Op-EdAppeared in Chicago Tribune on October 3, 2018By Nicole Wolter

Why our small manufacturing firm supports Trump on trade

Very few people in newsrooms and corporate board rooms supported President Donald Trump’s tough negotiating tactics on trade. Even fewer predicted that they would work.

Monday, roughly a month after announcing a new deal with Mexico, President Trump announced that Canada agreed to new terms that are more favorable to the United States. Whether his critics will acknowledge they were wrong is doubtful.

That doesn’t really matter. What matters is that American businesses, including our manufacturing businesses in Illinois, are in a much stronger position to compete internationally because of the president’s success.

HM Manufacturing makes parts for the aerospace and defense, food processing, beverage, packaging, medical and automotive industries. My dad started the company in 1979. Today, we’re very proud to be included among leaders in our industry. At HM Manufacturing’s facility in Wauconda, our 20 employees use the most cutting-edge technology to produce precision components for manufacturers worldwide. And we are one of many smaller companies that Americans don’t hear much about in the news that’s cheering President Trump’s approach on trade.

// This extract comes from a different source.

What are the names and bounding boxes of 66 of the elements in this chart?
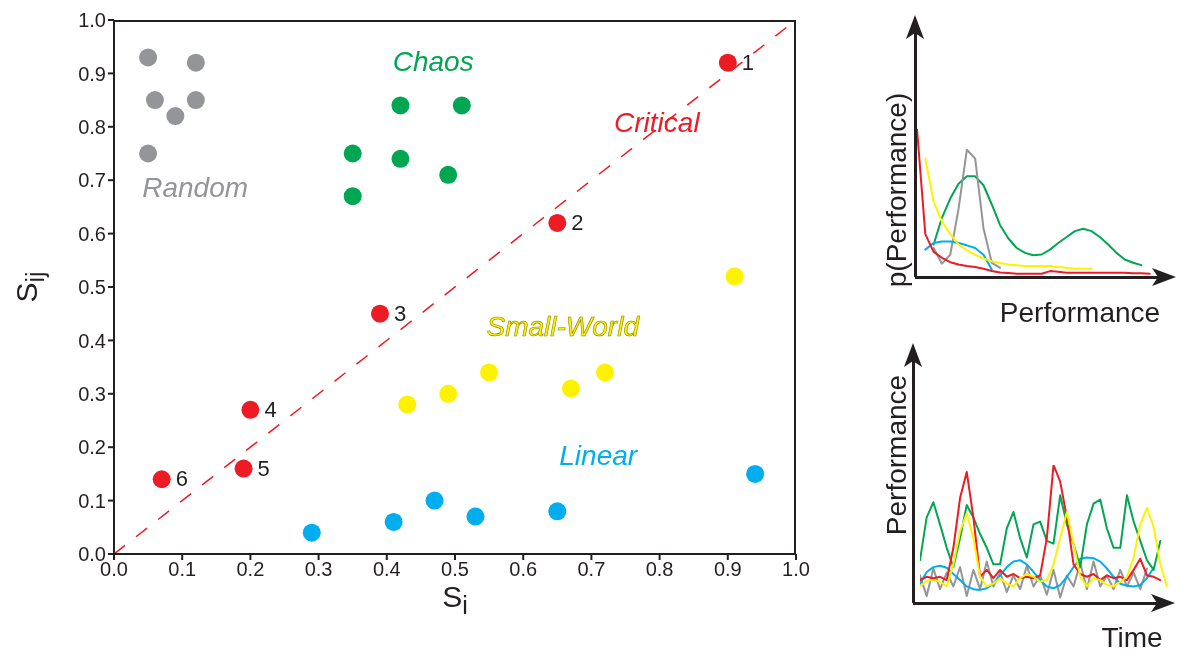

As you can imagine, competition is fierce in our business. We sell our parts internationally, and our customers have plenty of other firms from which they can buy the same parts. Quality has always been our best advantage, but price matters too. It’s very hard to compete against foreign manufacturers who can sell at lower prices because their products are subject to much lower, or zero, tariffs. In addition to high foreign tariffs that protect them from competition, foreign competitors can pay much lower wages, and they don’t have nearly as many regulatory costs. All of that allows foreign companies to beat us on price.

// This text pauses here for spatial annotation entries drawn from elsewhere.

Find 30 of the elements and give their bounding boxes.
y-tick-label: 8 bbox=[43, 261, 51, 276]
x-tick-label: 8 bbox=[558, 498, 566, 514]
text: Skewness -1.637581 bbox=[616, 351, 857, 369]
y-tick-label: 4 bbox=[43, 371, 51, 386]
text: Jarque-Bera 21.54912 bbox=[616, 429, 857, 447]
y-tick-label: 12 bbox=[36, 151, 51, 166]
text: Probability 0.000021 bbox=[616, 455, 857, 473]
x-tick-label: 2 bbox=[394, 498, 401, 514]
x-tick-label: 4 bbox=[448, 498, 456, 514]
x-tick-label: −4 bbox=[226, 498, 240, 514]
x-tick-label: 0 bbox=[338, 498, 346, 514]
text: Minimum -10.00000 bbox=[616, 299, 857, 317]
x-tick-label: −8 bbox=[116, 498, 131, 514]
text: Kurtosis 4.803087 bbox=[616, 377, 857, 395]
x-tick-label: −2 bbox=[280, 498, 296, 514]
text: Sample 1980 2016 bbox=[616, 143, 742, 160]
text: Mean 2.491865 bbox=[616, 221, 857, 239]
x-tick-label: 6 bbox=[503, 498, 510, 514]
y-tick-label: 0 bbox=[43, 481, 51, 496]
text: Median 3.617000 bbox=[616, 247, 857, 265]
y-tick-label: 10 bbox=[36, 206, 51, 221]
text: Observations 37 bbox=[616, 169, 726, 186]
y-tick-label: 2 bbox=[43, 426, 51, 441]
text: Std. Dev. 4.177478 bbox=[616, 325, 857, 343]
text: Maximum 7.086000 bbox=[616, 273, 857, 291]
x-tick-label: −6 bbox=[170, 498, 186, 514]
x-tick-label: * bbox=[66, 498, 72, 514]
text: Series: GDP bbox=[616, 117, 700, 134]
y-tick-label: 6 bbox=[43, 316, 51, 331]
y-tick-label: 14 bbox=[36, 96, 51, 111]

And, as the president often says, none of it represents free trade. The international system has been rigged in favor of foreign competitors and foreign workers for decades.

There’s nothing free, or fair, about it. The president used a combination of tariffs and tough negotiating to drag Canada and Mexico back to the table. He didn’t merely talk tough, as many of his predecessors did. He was tough. And not even his critics can argue responsibly that these new deals would have been possible without his being tough.

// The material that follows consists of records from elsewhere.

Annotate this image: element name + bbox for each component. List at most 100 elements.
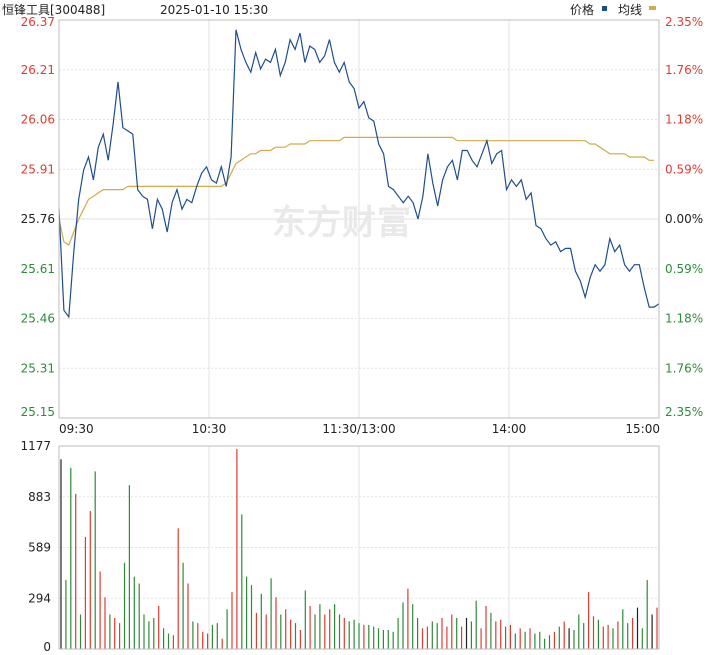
volume-bar — [192, 621, 194, 649]
series-line-price — [58, 29, 660, 319]
time-axis: 09:30 10:30 11:30/13:00 14:00 15:00 — [59, 422, 660, 436]
volume-bar — [656, 607, 658, 649]
volume-bar — [177, 528, 179, 649]
volume-bar — [236, 448, 238, 649]
time-tick-label: 15:00 — [625, 422, 660, 436]
volume-bar — [431, 621, 433, 649]
volume-bar — [509, 624, 511, 649]
volume-bar — [114, 618, 116, 649]
volume-bar — [529, 628, 531, 649]
volume-bar — [128, 485, 130, 649]
price-panel-grid — [59, 20, 659, 418]
volume-bar — [534, 633, 536, 649]
volume-bar — [285, 609, 287, 649]
volume-bar — [104, 597, 106, 649]
volume-bar — [138, 583, 140, 649]
volume-bar — [153, 618, 155, 649]
volume-bar — [558, 626, 560, 649]
volume-panel-frame — [58, 445, 660, 650]
volume-bar — [324, 614, 326, 649]
percent-tick-label: 1.18% — [665, 312, 703, 326]
volume-bar — [84, 536, 86, 649]
volume-bar — [495, 621, 497, 649]
stock-title: 恒锋工具[300488] — [2, 3, 105, 17]
volume-bar — [592, 616, 595, 649]
volume-bar — [158, 605, 160, 649]
price-tick-label: 25.61 — [21, 262, 55, 276]
volume-bar — [480, 628, 482, 649]
volume-bar — [392, 631, 394, 649]
volume-bar — [382, 630, 384, 649]
percent-tick-label: 2.35% — [665, 15, 703, 29]
volume-bar — [490, 612, 492, 649]
volume-bar — [573, 630, 575, 649]
volume-bar — [397, 618, 399, 649]
volume-bar — [246, 576, 248, 649]
volume-bar — [622, 609, 624, 649]
watermark-text: 东方财富 — [272, 203, 412, 243]
time-tick-label: 09:30 — [59, 422, 94, 436]
volume-bar — [221, 638, 223, 649]
volume-bar — [94, 471, 96, 649]
volume-bar — [353, 619, 355, 649]
volume-bar — [636, 607, 639, 649]
volume-bar — [172, 635, 174, 649]
volume-bar — [197, 623, 199, 649]
volume-bar — [241, 514, 243, 649]
price-line-layer — [58, 29, 660, 319]
percent-tick-label: 1.18% — [665, 113, 703, 127]
volume-panel-grid — [59, 446, 659, 649]
volume-bar — [148, 621, 150, 649]
volume-bar — [99, 571, 101, 649]
price-tick-label: 25.76 — [21, 212, 55, 226]
volume-bar — [412, 604, 414, 649]
volume-bar — [255, 612, 257, 649]
volume-bar — [265, 614, 267, 649]
price-tick-label: 26.37 — [21, 15, 55, 29]
percent-tick-label: 1.76% — [665, 361, 703, 375]
volume-bar — [294, 623, 297, 649]
volume-bar — [524, 631, 526, 649]
volume-bar — [456, 618, 458, 649]
volume-bar — [402, 602, 404, 649]
volume-tick-label: 1177 — [20, 439, 51, 453]
volume-bar — [646, 580, 648, 649]
volume-bar — [363, 624, 365, 649]
volume-bar — [275, 597, 277, 649]
volume-bar — [250, 585, 253, 649]
volume-bar — [60, 459, 62, 649]
volume-bar — [519, 628, 521, 649]
legend-avg-swatch — [649, 6, 656, 10]
legend-price-swatch — [602, 6, 607, 11]
volume-bar — [446, 626, 448, 649]
volume-bar — [553, 631, 555, 649]
volume-bar — [436, 623, 438, 649]
volume-bar — [299, 630, 301, 649]
volume-bar — [627, 623, 629, 649]
volume-bar — [588, 592, 590, 649]
time-tick-label: 14:00 — [492, 422, 527, 436]
volume-bar — [505, 626, 507, 649]
volume-bar — [421, 628, 424, 649]
price-tick-label: 26.21 — [21, 63, 55, 77]
volume-bar — [79, 614, 82, 649]
volume-bar — [319, 604, 321, 649]
volume-bar — [461, 626, 463, 649]
volume-bar — [373, 626, 375, 649]
volume-bar — [641, 628, 643, 649]
legend-price-label: 价格 — [570, 2, 594, 17]
volume-bar — [343, 618, 345, 649]
price-tick-label: 25.15 — [21, 405, 55, 419]
volume-bar — [314, 614, 316, 649]
volume-bar — [348, 621, 350, 649]
volume-bar — [202, 631, 204, 649]
volume-bar — [133, 576, 135, 649]
volume-bar — [358, 623, 360, 649]
volume-bar — [290, 619, 292, 649]
volume-bar — [544, 638, 546, 649]
volume-bar — [451, 614, 453, 649]
volume-bar — [211, 624, 213, 649]
volume-bar — [75, 493, 77, 649]
volume-bar — [407, 588, 409, 649]
volume-bar — [583, 623, 585, 649]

Did it strain our relationships a little? Maybe. But our relationships with those countries were lopsidedly unfair to American companies and American workers. They needed a little straining. And you can bet that our trading partners in the European Union, China, Japan, India and elsewhere are paying close attention.

The new U.S.-Mexico-Canada deal makes all three countries stronger in relationship to the other regions of the world. That creates even more leverage for the president. Those countries will have little choice but to follow Mexico and Canada back to the negotiating table with President Trump. The result will be more opportunities for my company, our employees and their families.

The same is true for thousands of American manufacturers like ours who employ millions of other Americans. The middle class will be stronger. The economy will be stronger. American industry will be stronger. America will be stronger.

Nicole Wolter is president and CEO of HM Manufacturing in Wauconda.